Latest hack in Singapore: phone scammers posing as Microsoft

August 16th, 2012 | by Alfred Siew

Scammers in Singapore have taken to an old medium – phone calls – to hack into users’ computers and swindle them of hundreds of dollars, in the latest con job revealed by the authorities today.

These scammers would call up victims here, pretending to be from brands like Microsoft, and trick them into giving access to their computers or even transferring money over in the hope of fixing problems on their PCs.

In the first half of this year, there were 32 cases of such IT-related phone scams, according to figures from the Singapore police.

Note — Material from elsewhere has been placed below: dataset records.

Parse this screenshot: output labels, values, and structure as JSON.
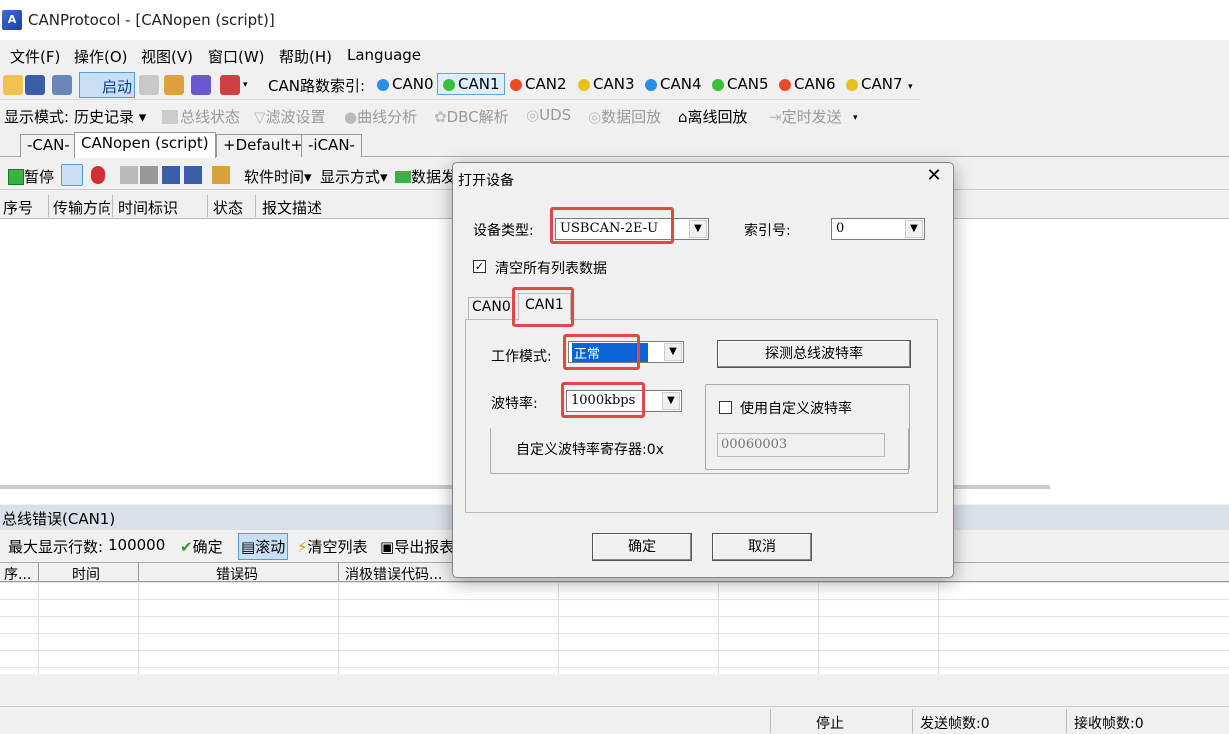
{
  "window": {
    "title": "CANProtocol - [CANopen (script)]",
    "icon": "app-icon"
  },
  "menu": [
    "文件(F)",
    "操作(O)",
    "视图(V)",
    "窗口(W)",
    "帮助(H)",
    "Language"
  ],
  "toolbar1": {
    "start_label": "启动",
    "can_index_label": "CAN路数索引:",
    "channels": [
      {
        "label": "CAN0",
        "color": "#2a8ee8"
      },
      {
        "label": "CAN1",
        "color": "#38c038"
      },
      {
        "label": "CAN2",
        "color": "#e84a2a"
      },
      {
        "label": "CAN3",
        "color": "#e8c020"
      },
      {
        "label": "CAN4",
        "color": "#2a8ee8"
      },
      {
        "label": "CAN5",
        "color": "#38c038"
      },
      {
        "label": "CAN6",
        "color": "#e84a2a"
      },
      {
        "label": "CAN7",
        "color": "#e8c020"
      }
    ]
  },
  "toolbar2": {
    "display_mode_label": "显示模式:",
    "display_mode_value": "历史记录",
    "items": [
      "总线状态",
      "滤波设置",
      "曲线分析",
      "DBC解析",
      "UDS",
      "数据回放",
      "离线回放",
      "定时发送"
    ]
  },
  "tabs": [
    "-CAN-",
    "CANopen (script)",
    "+Default+",
    "-iCAN-"
  ],
  "toolbar3": {
    "pause": "暂停",
    "software_time": "软件时间",
    "display_method": "显示方式",
    "data_prefix": "数据发"
  },
  "grid_columns": [
    "序号",
    "传输方向",
    "时间标识",
    "状态",
    "报文描述"
  ],
  "bus_error": {
    "title": "总线错误(CAN1)",
    "max_rows_label": "最大显示行数:",
    "max_rows_value": "100000",
    "confirm": "确定",
    "scroll": "滚动",
    "clear_list": "清空列表",
    "export_report": "导出报表",
    "columns": [
      "序...",
      "时间",
      "错误码",
      "消极错误代码..."
    ]
  },
  "status_bar": {
    "state": "停止",
    "sent": "发送帧数:0",
    "received": "接收帧数:0"
  },
  "dialog": {
    "title": "打开设备",
    "device_type_label": "设备类型:",
    "device_type_value": "USBCAN-2E-U",
    "index_label": "索引号:",
    "index_value": "0",
    "clear_checkbox_label": "清空所有列表数据",
    "clear_checked": true,
    "channel_tabs": [
      "CAN0",
      "CAN1"
    ],
    "work_mode_label": "工作模式:",
    "work_mode_value": "正常",
    "detect_button": "探测总线波特率",
    "baud_label": "波特率:",
    "baud_value": "1000kbps",
    "custom_baud_label": "使用自定义波特率",
    "custom_reg_label": "自定义波特率寄存器:0x",
    "custom_reg_value": "00060003",
    "ok": "确定",
    "cancel": "取消",
    "highlight_color": "#e04848"
  }
}
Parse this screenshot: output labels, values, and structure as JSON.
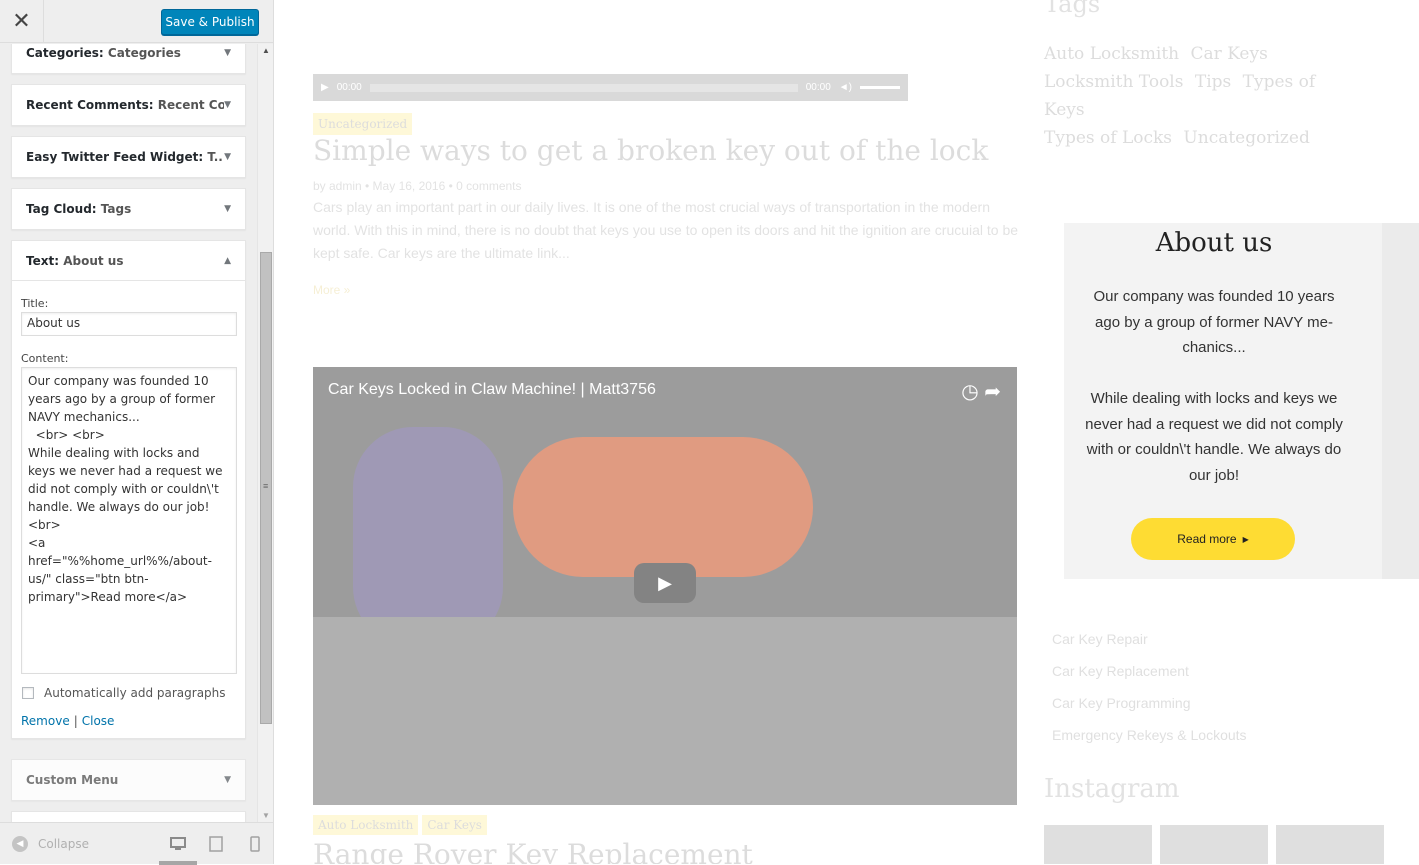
{
  "customizer": {
    "close_icon": "close-icon",
    "save_label": "Save & Publish",
    "widgets": [
      {
        "type": "Categories:",
        "title": "Categories"
      },
      {
        "type": "Recent Comments:",
        "title": "Recent Co..."
      },
      {
        "type": "Easy Twitter Feed Widget:",
        "title": "T..."
      },
      {
        "type": "Tag Cloud:",
        "title": "Tags"
      },
      {
        "type": "Text:",
        "title": "About us"
      }
    ],
    "text_widget": {
      "title_label": "Title:",
      "title_value": "About us",
      "content_label": "Content:",
      "content_value": "Our company was founded 10 years ago by a group of former NAVY mechanics...\n  <br> <br>\nWhile dealing with locks and keys we never had a request we did not comply with or couldn\\'t handle. We always do our job!\n<br>\n<a href=\"%%home_url%%/about-us/\" class=\"btn btn-primary\">Read more</a>",
      "autop_label": "Automatically add paragraphs",
      "remove_label": "Remove",
      "separator": "|",
      "close_label": "Close"
    },
    "custom_menu_label": "Custom Menu",
    "footer": {
      "collapse_label": "Collapse",
      "devices": [
        "desktop-icon",
        "tablet-icon",
        "mobile-icon"
      ]
    }
  },
  "preview": {
    "audio": {
      "time_start": "00:00",
      "time_end": "00:00"
    },
    "post1": {
      "category": "Uncategorized",
      "title": "Simple ways to get a broken key out of the lock",
      "meta": "by admin  •  May 16, 2016  •  0 comments",
      "excerpt": "Cars play an important part in our daily lives. It is one of the most crucial ways of transportation in the modern world. With this in mind, there is no doubt that keys you use to open its doors and hit the ignition are crucuial to be kept safe. Car keys are the ultimate link...",
      "more": "More »"
    },
    "video": {
      "title": "Car Keys Locked in Claw Machine! | Matt3756"
    },
    "post2": {
      "categories": [
        "Auto Locksmith",
        "Car Keys"
      ],
      "title": "Range Rover Key Replacement"
    },
    "sidebar": {
      "tags_heading": "Tags",
      "tags": [
        "Auto Locksmith",
        "Car Keys",
        "Locksmith Tools",
        "Tips",
        "Types of Keys",
        "Types of Locks",
        "Uncategorized"
      ],
      "about": {
        "heading": "About us",
        "para1": "Our company was founded 10 years ago by a group of former NAVY me­chanics...",
        "para2": "While dealing with locks and keys we never had a request we did not com­ply with or couldn\\'t handle. We al­ways do our job!",
        "button": "Read more"
      },
      "menu": [
        "Car Key Repair",
        "Car Key Replacement",
        "Car Key Programming",
        "Emergency Rekeys & Lockouts"
      ],
      "instagram_heading": "Instagram"
    }
  }
}
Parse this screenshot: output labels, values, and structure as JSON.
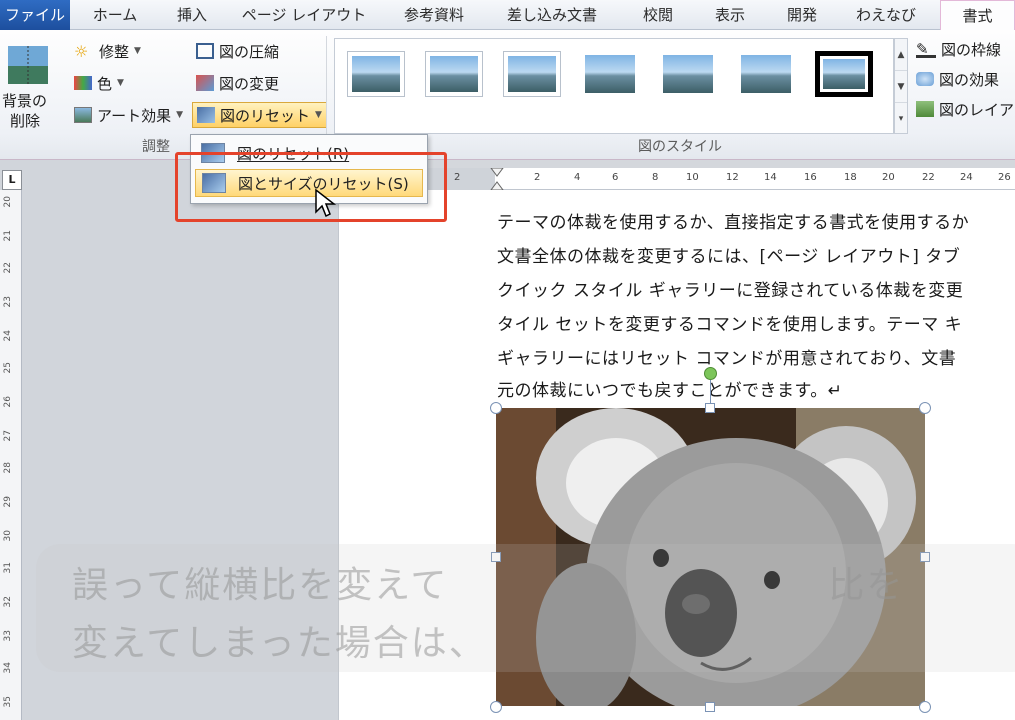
{
  "tabs": [
    "ファイル",
    "ホーム",
    "挿入",
    "ページ レイアウト",
    "参考資料",
    "差し込み文書",
    "校閲",
    "表示",
    "開発",
    "わえなび",
    "書式"
  ],
  "ribbon": {
    "remove_bg": [
      "背景の",
      "削除"
    ],
    "corrections": "修整",
    "color": "色",
    "artistic": "アート効果",
    "compress": "図の圧縮",
    "change": "図の変更",
    "reset": "図のリセット",
    "adjust_group": "調整",
    "styles_group": "図のスタイル",
    "border": "図の枠線",
    "effects": "図の効果",
    "layout": "図のレイア"
  },
  "menu": {
    "item1": "図のリセット(R)",
    "item2": "図とサイズのリセット(S)"
  },
  "ruler": {
    "h": [
      "2",
      "2",
      "4",
      "6",
      "8",
      "10",
      "12",
      "14",
      "16",
      "18",
      "20",
      "22",
      "24",
      "26"
    ],
    "v": [
      "20",
      "21",
      "22",
      "23",
      "24",
      "25",
      "26",
      "27",
      "28",
      "29",
      "30",
      "31",
      "32",
      "33",
      "34",
      "35"
    ]
  },
  "document": {
    "lines": [
      "テーマの体裁を使用するか、直接指定する書式を使用するか",
      "文書全体の体裁を変更するには、[ページ レイアウト] タブ",
      "クイック スタイル ギャラリーに登録されている体裁を変更",
      "タイル セットを変更するコマンドを使用します。テーマ キ",
      "ギャラリーにはリセット コマンドが用意されており、文書",
      "元の体裁にいつでも戻すことができます。↵"
    ]
  },
  "caption": {
    "line1": "誤って縦横比を変えて　　　　　　　　　　比を",
    "line2": "変えてしまった場合は、"
  }
}
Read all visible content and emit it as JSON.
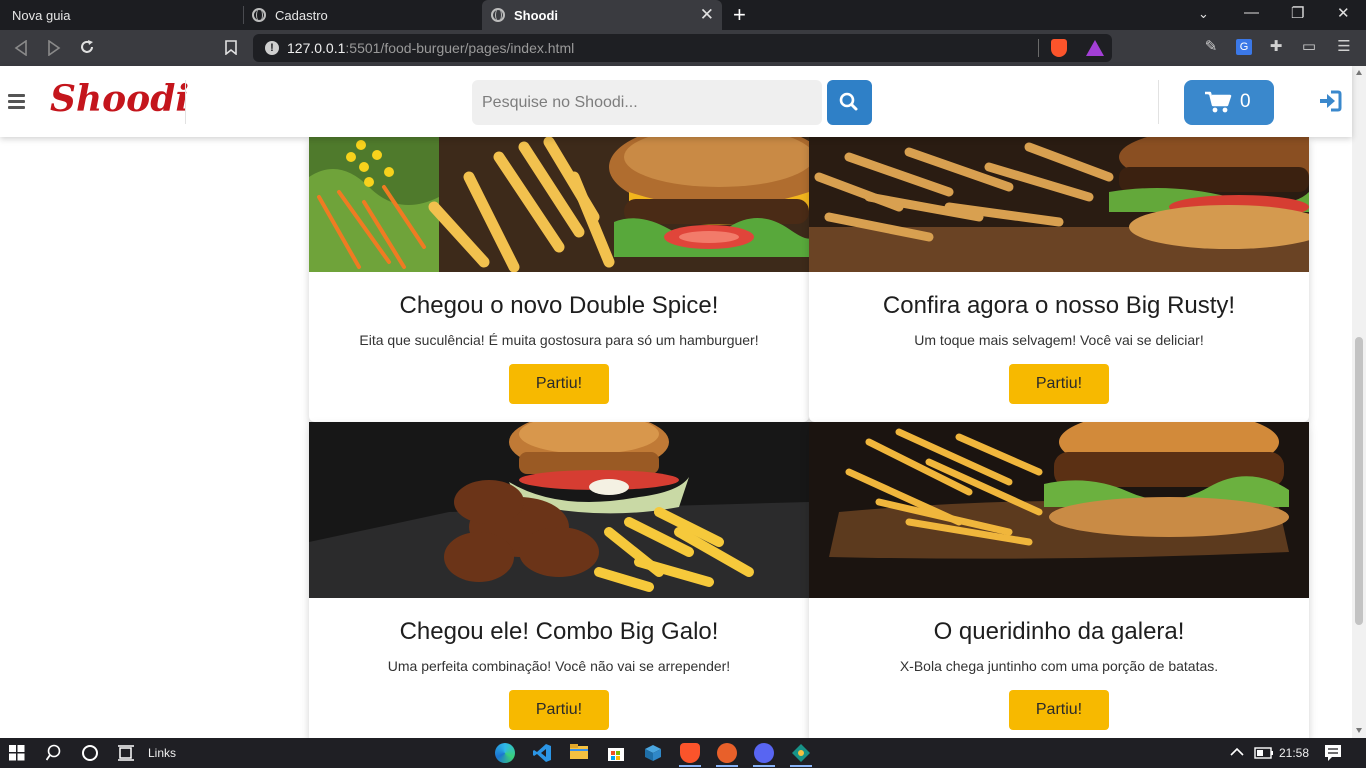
{
  "browser": {
    "tabs": [
      {
        "title": "Nova guia"
      },
      {
        "title": "Cadastro"
      },
      {
        "title": "Shoodi"
      }
    ],
    "url_host": "127.0.0.1",
    "url_rest": ":5501/food-burguer/pages/index.html"
  },
  "header": {
    "logo": "Shoodi",
    "search_placeholder": "Pesquise no Shoodi...",
    "cart_count": "0"
  },
  "cards": [
    {
      "title": "Chegou o novo Double Spice!",
      "text": "Eita que suculência! É muita gostosura para só um hamburguer!",
      "button": "Partiu!"
    },
    {
      "title": "Confira agora o nosso Big Rusty!",
      "text": "Um toque mais selvagem! Você vai se deliciar!",
      "button": "Partiu!"
    },
    {
      "title": "Chegou ele! Combo Big Galo!",
      "text": "Uma perfeita combinação! Você não vai se arrepender!",
      "button": "Partiu!"
    },
    {
      "title": "O queridinho da galera!",
      "text": "X-Bola chega juntinho com uma porção de batatas.",
      "button": "Partiu!"
    }
  ],
  "taskbar": {
    "links_label": "Links",
    "time": "21:58"
  },
  "colors": {
    "brand_red": "#c4151c",
    "primary_blue": "#3a88cc",
    "button_yellow": "#f7b900"
  }
}
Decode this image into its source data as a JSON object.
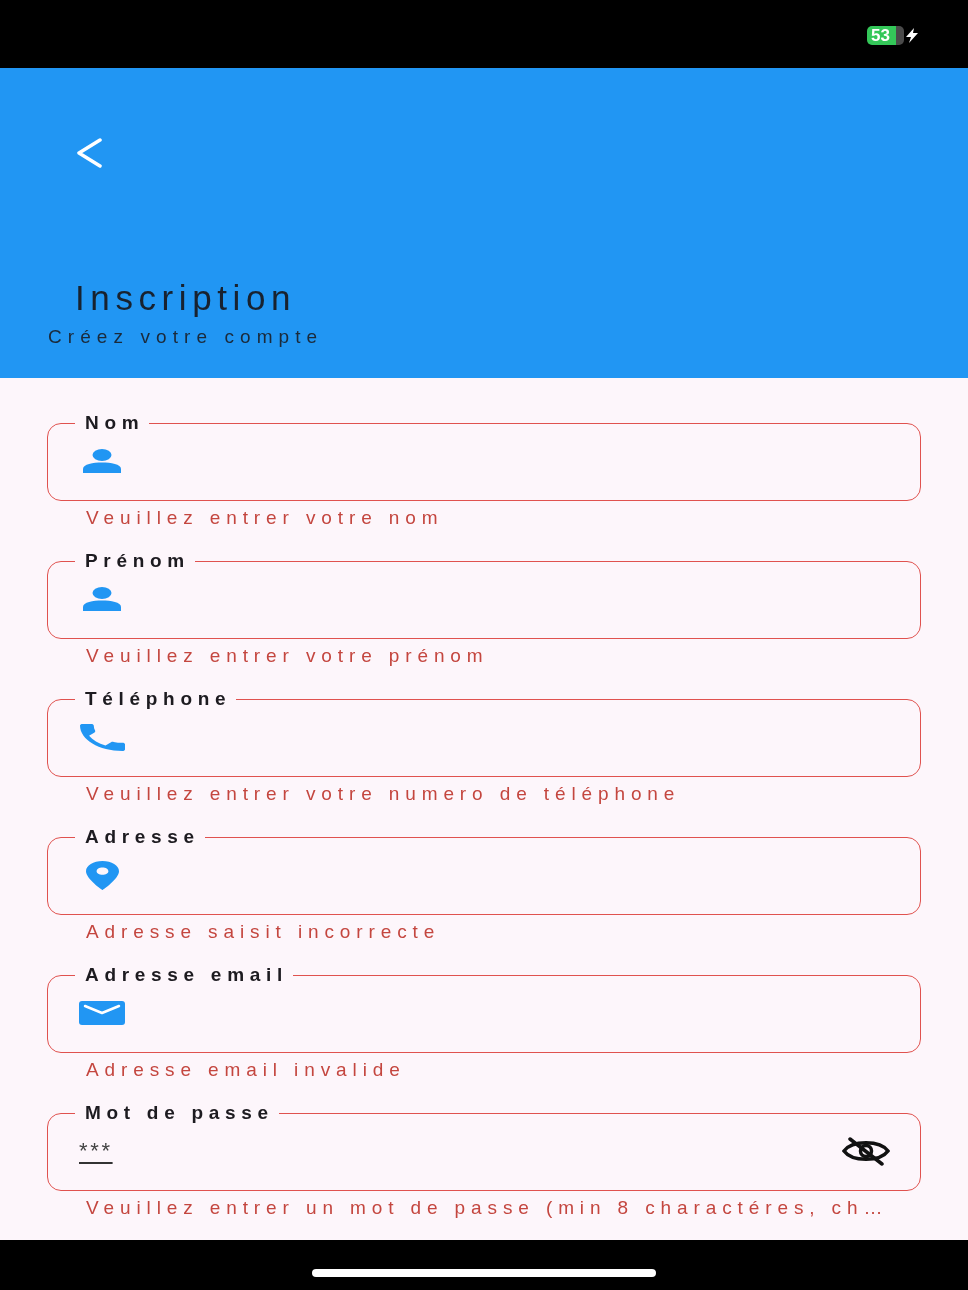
{
  "status_bar": {
    "battery": "53",
    "charging": true
  },
  "header": {
    "title": "Inscription",
    "subtitle": "Créez votre compte"
  },
  "fields": [
    {
      "kind": "person",
      "label": "Nom",
      "error": "Veuillez entrer votre nom"
    },
    {
      "kind": "person",
      "label": "Prénom",
      "error": "Veuillez entrer votre prénom"
    },
    {
      "kind": "phone",
      "label": "Téléphone",
      "error": "Veuillez entrer votre numero de téléphone"
    },
    {
      "kind": "address",
      "label": "Adresse",
      "error": "Adresse saisit incorrecte"
    },
    {
      "kind": "email",
      "label": "Adresse email",
      "error": "Adresse email invalide"
    },
    {
      "kind": "password",
      "label": "Mot de passe",
      "value": "***",
      "obscured": true,
      "error": "Veuillez entrer un mot de passe (min 8 charactéres, ch…"
    }
  ]
}
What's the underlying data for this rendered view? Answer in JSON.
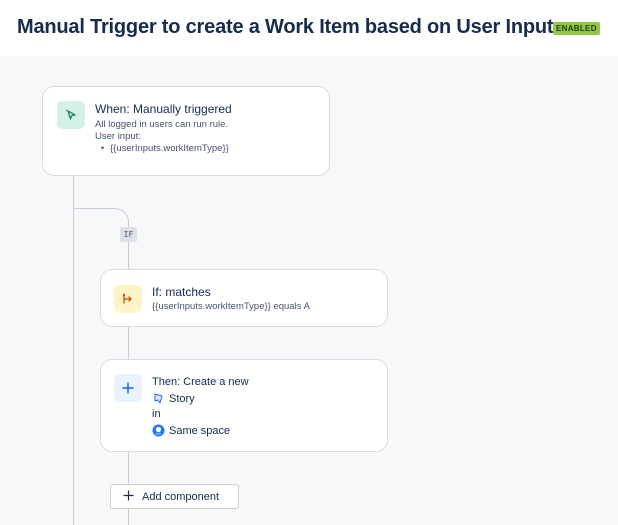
{
  "header": {
    "title": "Manual Trigger to create a Work Item based on User Input",
    "status_badge": "ENABLED"
  },
  "trigger": {
    "icon": "cursor-click-icon",
    "title": "When: Manually triggered",
    "description_line1": "All logged in users can run rule.",
    "description_line2": "User input:",
    "inputs": [
      "{{userInputs.workItemType}}"
    ]
  },
  "branch": {
    "tag": "IF"
  },
  "condition": {
    "icon": "branch-icon",
    "title": "If: matches",
    "detail": "{{userInputs.workItemType}} equals A"
  },
  "action": {
    "icon": "plus-icon",
    "title": "Then: Create a new",
    "item_type_icon": "story-bookmark-icon",
    "item_type": "Story",
    "connector": "in",
    "space_icon": "space-avatar-icon",
    "space": "Same space"
  },
  "add_component": {
    "label": "Add component",
    "icon": "plus-icon"
  },
  "colors": {
    "badge": "#94c748",
    "trigger_icon_bg": "#d3f1e5",
    "condition_icon_bg": "#fef3c7",
    "action_icon_bg": "#e9f2ff"
  }
}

Five of these victims transferred S$1,462 to the scammers, each losing amounts between S$100 and S$800.

Though the amount involved is relatively small, Microsoft and the National Crime Prevention Council have seen it fit to put out an advisory to the public to avoid falling for such hoaxes. 

One reason could be that phone scams, in all its various forms, have been used to swindle S$2.37 million in Singapore in the first half of this year alone.

In the Microsoft-related hoax, this is how things will typically unfold:

1.     A scammer, claiming to be a Microsoft technical support staff or a Microsoft partner, calls up a victim and informs him/her that their computers or notebooks may be experiencing problems and are in need of a security or software update;

2.     The scammer may have many personal details of the victim, for example, name and home address, so as to convince the victim that he/she is a genuine representative from Microsoft;

3.     Once the victim is convinced that the call is genuine, the scammer would ask the victim to download and install one or more software from the Internet. The victim would be asked to provide the software user account identification codes and passwords to the scammer. In some cases, the scammer would direct the victim to a website that allows remote control of the computer; and

4.     Once access has been gained into the victim’s computer, the scammer would remotely control or delete files to convince him/her to buy additional software by making online payments or providing their credit card details. In some cases, the scammer may gain access to confidential data within the victims’ computers that can be used for illegal online transactions.

Needless to say, do not send payment to these complete strangers on the phone and do not divulge credit card information to them. Ignore the calls and do not follow any instructions to install software on your PC.

You can also contact Microsoft Singapore at 800-852-3543 if you have further queries or concerns about phone scams. If you are a victim of a scam, immediately report the matter to the police at 999.